The Graduate Program in Physics at ITA (PG-FIS) highlights the publication of an article in the journal npj Computational Materials, part of the Nature family with an impact factor of 11.9 (2024), featuring two of its permanent faculty members, Prof. Lara Kühl Teles and Prof. Marcelo Marques.
The recently published study, a scientific collaboration between researchers from the Aeronautics Institute of Technology (ITA) and the University of Antwerp, focuses on precision and efficiency in describing "shallow defect states" in semiconductor materials such as silicon. The study is based on the application of the DFT-1/2 method, developed for the correct prediction of the "band gap," which is the most critical parameter in semiconductors, defining approximately the energy the system absorbs or emits as radiation. Accurate prediction of this energy is vital for the technology industry and for the design of new chips and donor-based quantum technology devices.
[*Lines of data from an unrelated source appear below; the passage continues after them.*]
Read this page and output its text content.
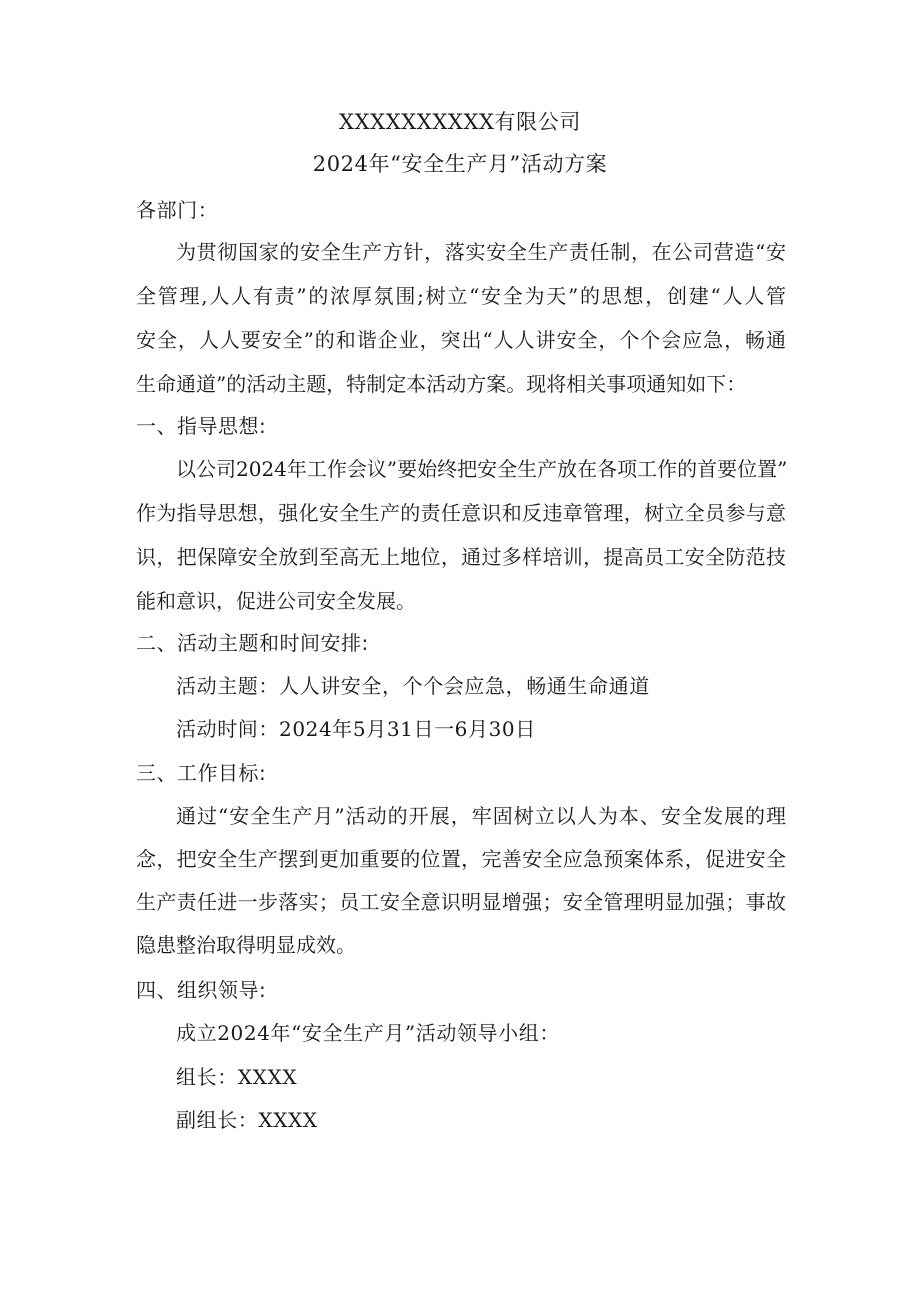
XXXXXXXXXX有限公司
2024年“安全生产月”活动方案
各部门：
为贯彻国家的安全生产方针，落实安全生产责任制，在公司营造“安
全管理,人人有责”的浓厚氛围;树立“安全为天”的思想，创建“人人管
安全，人人要安全”的和谐企业，突出“人人讲安全，个个会应急，畅通
生命通道”的活动主题，特制定本活动方案。现将相关事项通知如下：
一、指导思想:
以公司2024年工作会议”要始终把安全生产放在各项工作的首要位置”
作为指导思想，强化安全生产的责任意识和反违章管理，树立全员参与意
识，把保障安全放到至高无上地位，通过多样培训，提高员工安全防范技
能和意识，促进公司安全发展。
二、活动主题和时间安排:
活动主题：人人讲安全，个个会应急，畅通生命通道
活动时间：2024年5月31日一6月30日
三、工作目标:
通过“安全生产月”活动的开展，牢固树立以人为本、安全发展的理
念，把安全生产摆到更加重要的位置，完善安全应急预案体系，促进安全
生产责任进一步落实；员工安全意识明显增强；安全管理明显加强；事故
隐患整治取得明显成效。
四、组织领导:
成立2024年“安全生产月”活动领导小组：
组长：XXXX
副组长：XXXX
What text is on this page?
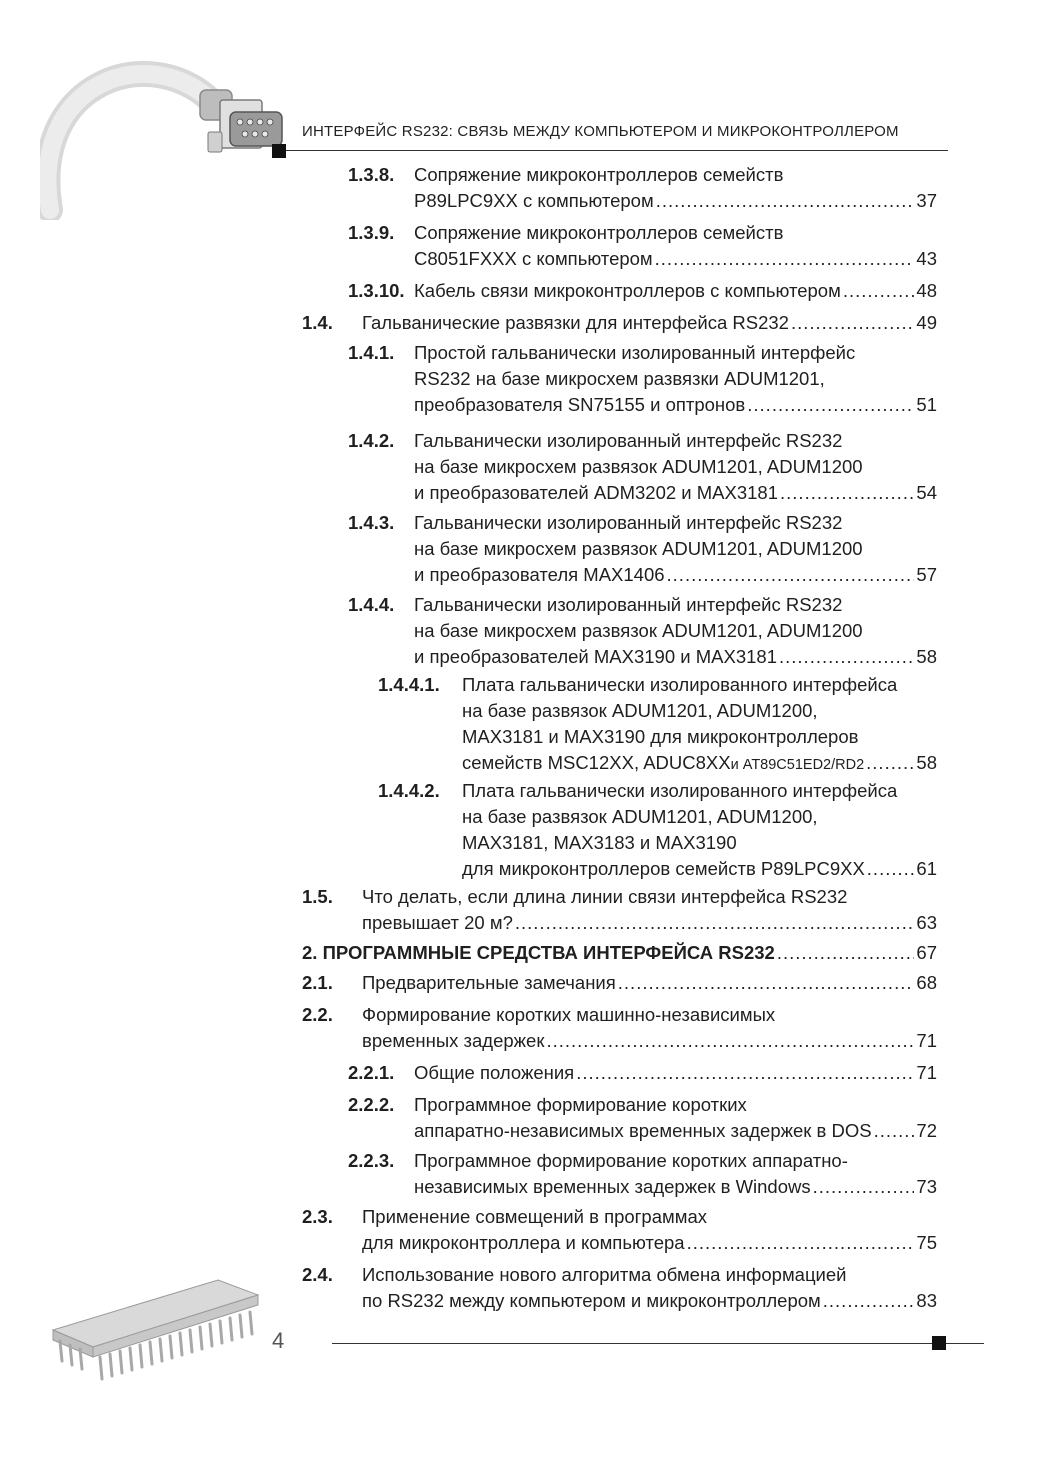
ИНТЕРФЕЙС RS232: СВЯЗЬ МЕЖДУ КОМПЬЮТЕРОМ И МИКРОКОНТРОЛЛЕРОМ
1.3.8. Сопряжение микроконтроллеров семейств
P89LPC9XX с компьютером .....	37
1.3.9. Сопряжение микроконтроллеров семейств
C8051FXXX с компьютером .....	43
1.3.10. Кабель связи микроконтроллеров с компьютером .....	48
1.4. Гальванические развязки для интерфейса RS232 .....	49
1.4.1. Простой гальванически изолированный интерфейс
RS232 на базе микросхем развязки ADUM1201,
преобразователя SN75155 и оптронов .....	51
1.4.2. Гальванически изолированный интерфейс RS232
на базе микросхем развязок ADUM1201, ADUM1200
и преобразователей ADM3202 и MAX3181 .....	54
1.4.3. Гальванически изолированный интерфейс RS232
на базе микросхем развязок ADUM1201, ADUM1200
и преобразователя MAX1406 .....	57
1.4.4. Гальванически изолированный интерфейс RS232
на базе микросхем развязок ADUM1201, ADUM1200
и преобразователей MAX3190 и MAX3181 .....	58
1.4.4.1. Плата гальванически изолированного интерфейса
на базе развязок ADUM1201, ADUM1200,
MAX3181 и MAX3190 для микроконтроллеров
семейств MSC12XX, ADUC8XX и AT89C51ED2/RD2 .....	58
1.4.4.2. Плата гальванически изолированного интерфейса
на базе развязок ADUM1201, ADUM1200,
MAX3181, MAX3183 и MAX3190
для микроконтроллеров семейств P89LPC9XX .....	61
1.5. Что делать, если длина линии связи интерфейса RS232
превышает 20 м? .....	63
2. ПРОГРАММНЫЕ СРЕДСТВА ИНТЕРФЕЙСА RS232 .....	67
2.1. Предварительные замечания .....	68
2.2. Формирование коротких машинно-независимых
временных задержек .....	71
2.2.1. Общие положения .....	71
2.2.2. Программное формирование коротких
аппаратно-независимых временных задержек в DOS ..... 72
2.2.3. Программное формирование коротких аппаратно-
независимых временных задержек в Windows .....	73
2.3. Применение совмещений в программах
для микроконтроллера и компьютера .....	75
2.4. Использование нового алгоритма обмена информацией
по RS232 между компьютером и микроконтроллером .....	83
4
The DFT-1/2 method stands out for its low computational cost, overcoming the limitations of traditional methods that are often inaccurate or extremely computationally expensive—requiring costly supercomputers—while maintaining high accuracy.
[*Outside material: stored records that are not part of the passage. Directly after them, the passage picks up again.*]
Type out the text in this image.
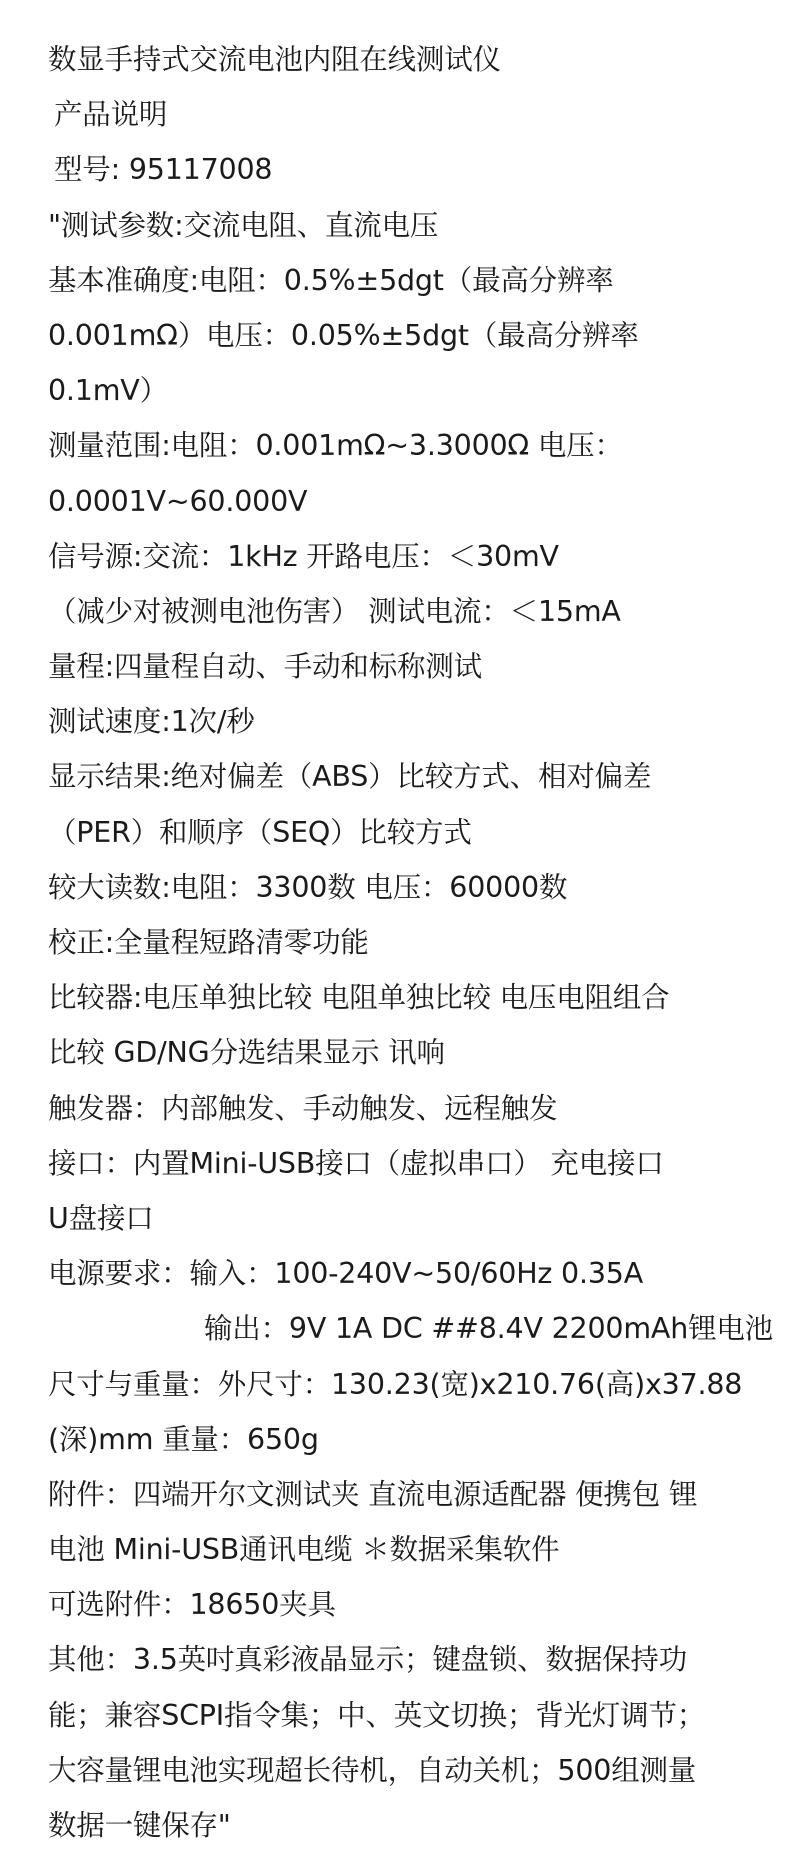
数显手持式交流电池内阻在线测试仪
产品说明
型号: 95117008
"测试参数:交流电阻、直流电压
基本准确度:电阻：0.5%±5dgt（最高分辨率
0.001mΩ）电压：0.05%±5dgt（最高分辨率
0.1mV）
测量范围:电阻：0.001mΩ~3.3000Ω 电压：
0.0001V~60.000V
信号源:交流：1kHz 开路电压：＜30mV
（减少对被测电池伤害） 测试电流：＜15mA
量程:四量程自动、手动和标称测试
测试速度:1次/秒
显示结果:绝对偏差（ABS）比较方式、相对偏差
（PER）和顺序（SEQ）比较方式
较大读数:电阻：3300数 电压：60000数
校正:全量程短路清零功能
比较器:电压单独比较 电阻单独比较 电压电阻组合
比较 GD/NG分选结果显示 讯响
触发器：内部触发、手动触发、远程触发
接口：内置Mini-USB接口（虚拟串口） 充电接口
U盘接口
电源要求：输入：100-240V~50/60Hz 0.35A
输出：9V 1A DC ##8.4V 2200mAh锂电池
尺寸与重量：外尺寸：130.23(宽)x210.76(高)x37.88
(深)mm 重量：650g
附件：四端开尔文测试夹 直流电源适配器 便携包 锂
电池 Mini-USB通讯电缆 ＊数据采集软件
可选附件：18650夹具
其他：3.5英吋真彩液晶显示；键盘锁、数据保持功
能；兼容SCPI指令集；中、英文切换；背光灯调节；
大容量锂电池实现超长待机，自动关机；500组测量
数据一键保存"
The primary contribution of the article was the development of a specific protocol for shallow defects, which are energy states that are extremely sensitive and difficult to model. The results demonstrated impressive precision, achieving near-perfect agreement with experiments; for instance, in the case of arsenic, the difference was only 0.3 meV. Furthermore, the work proved it possible to include complex effects, such as spin-orbit coupling (SOC) for heavy atoms like bismuth, in systems containing up to 4,000 atoms. This new methodology offers a robust and accessible platform for the scientific community to design advanced materials much more quickly and accurately.
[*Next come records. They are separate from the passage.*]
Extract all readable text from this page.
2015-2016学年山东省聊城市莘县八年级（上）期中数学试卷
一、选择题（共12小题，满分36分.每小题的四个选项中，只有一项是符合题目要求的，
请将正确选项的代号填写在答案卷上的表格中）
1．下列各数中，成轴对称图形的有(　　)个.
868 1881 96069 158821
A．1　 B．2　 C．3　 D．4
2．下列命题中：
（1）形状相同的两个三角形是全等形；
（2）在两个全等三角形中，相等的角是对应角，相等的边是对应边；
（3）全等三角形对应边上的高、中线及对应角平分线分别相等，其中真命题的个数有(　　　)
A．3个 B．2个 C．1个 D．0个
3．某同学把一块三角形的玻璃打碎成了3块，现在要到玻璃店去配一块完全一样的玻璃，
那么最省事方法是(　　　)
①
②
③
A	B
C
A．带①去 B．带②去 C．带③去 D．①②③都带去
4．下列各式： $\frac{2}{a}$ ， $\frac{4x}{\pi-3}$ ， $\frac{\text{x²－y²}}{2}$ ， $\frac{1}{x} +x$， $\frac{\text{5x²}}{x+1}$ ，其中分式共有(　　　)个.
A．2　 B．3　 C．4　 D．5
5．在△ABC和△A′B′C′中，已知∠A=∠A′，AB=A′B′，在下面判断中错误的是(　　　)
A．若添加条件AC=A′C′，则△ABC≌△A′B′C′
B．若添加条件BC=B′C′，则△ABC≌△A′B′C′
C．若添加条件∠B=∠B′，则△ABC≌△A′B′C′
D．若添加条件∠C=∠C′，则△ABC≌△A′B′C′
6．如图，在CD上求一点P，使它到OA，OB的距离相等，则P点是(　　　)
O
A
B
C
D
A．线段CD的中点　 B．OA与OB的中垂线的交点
Beyond the relevance of the results, the article also highlights the pioneering role of researchers affiliated with PG-FIS in the development and consolidation of the DFT-1/2 method. The paper itself recognizes this history by relying directly on the foundational articles of the method, authored by the late Luiz Guimarães Ferreira (ITA-ELE 59), alongside Marcelo Marques and Lara K. Teles, who established this approach as an efficient alternative to correct density functional theory limitations in energy gap calculations for semiconductors.
The publication also reinforces the thematic diversity and the educational capacity of PG-FIS. Students interested in Solid State Physics, especially in topics related to the electronic structure of materials, semiconductors, and applied computational methods, find a qualified space for mentorship within the program’s FIS-A (Atomic and Molecular Physics) concentration area.